🤖 AI Summary
Existing self-supervised audio representation models are typically designed for single domains (e.g., speech or music), limiting their cross-domain generalization. To address this, we propose USAD—a Unified Self-supervised Audio representation framework—that integrates knowledge from domain-specific self-supervised models (speech, environmental sounds, and music) via layer-wise knowledge distillation, yielding a single-encoder, multi-task-compatible architecture. USAD leverages large-scale mixed-audio corpora and jointly optimizes self-supervised pretraining with cross-domain knowledge transfer to learn robust, general-purpose features.

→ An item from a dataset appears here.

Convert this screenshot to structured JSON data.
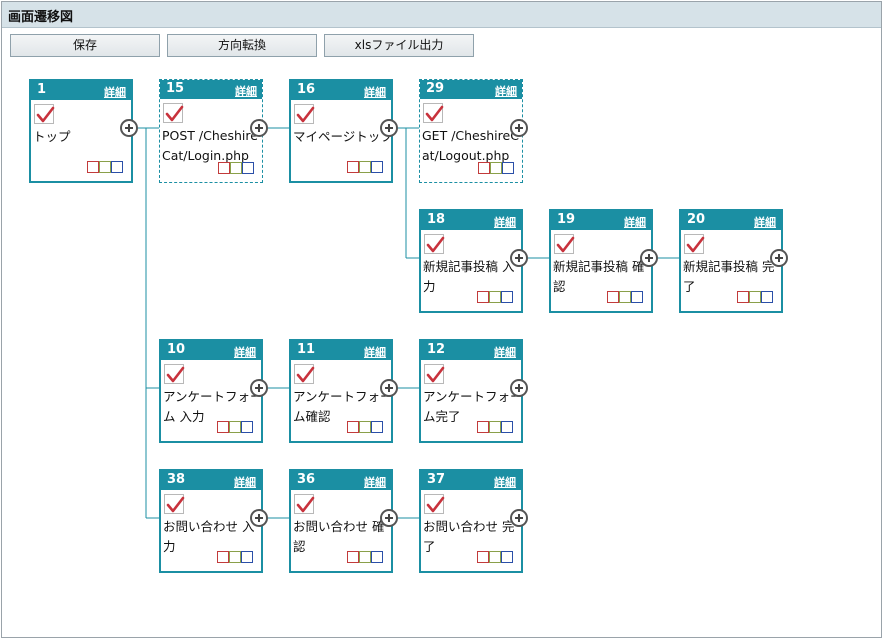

Evaluated on the SUPERB and HEAR benchmarks, USAD achieves near-state-of-the-art performance across diverse downstream tasks—including frame-level (e.g., ASR), instance-level (e.g., audio classification), audio tagging, and sound event detection—while significantly improving cross-domain representation consistency and downstream task generalization.
📝 Abstract
Self-supervised learning (SSL) has revolutionized audio representations, yet models often remain domain-specific, focusing on either speech or non-speech tasks. In this work, we present Universal Speech and Audio Distillation (USAD), a unified approach to audio representation learning that integrates diverse audio types - speech, sound, and music - into a single model. USAD employs efficient layer-to-layer distillation from domain-specific SSL models to train a student on a comprehensive audio dataset. USAD offers competitive performance across various benchmarks and datasets, including frame and instance-level speech processing tasks, audio tagging, and sound classification, achieving near state-of-the-art results with a single encoder on SUPERB and HEAR benchmarks.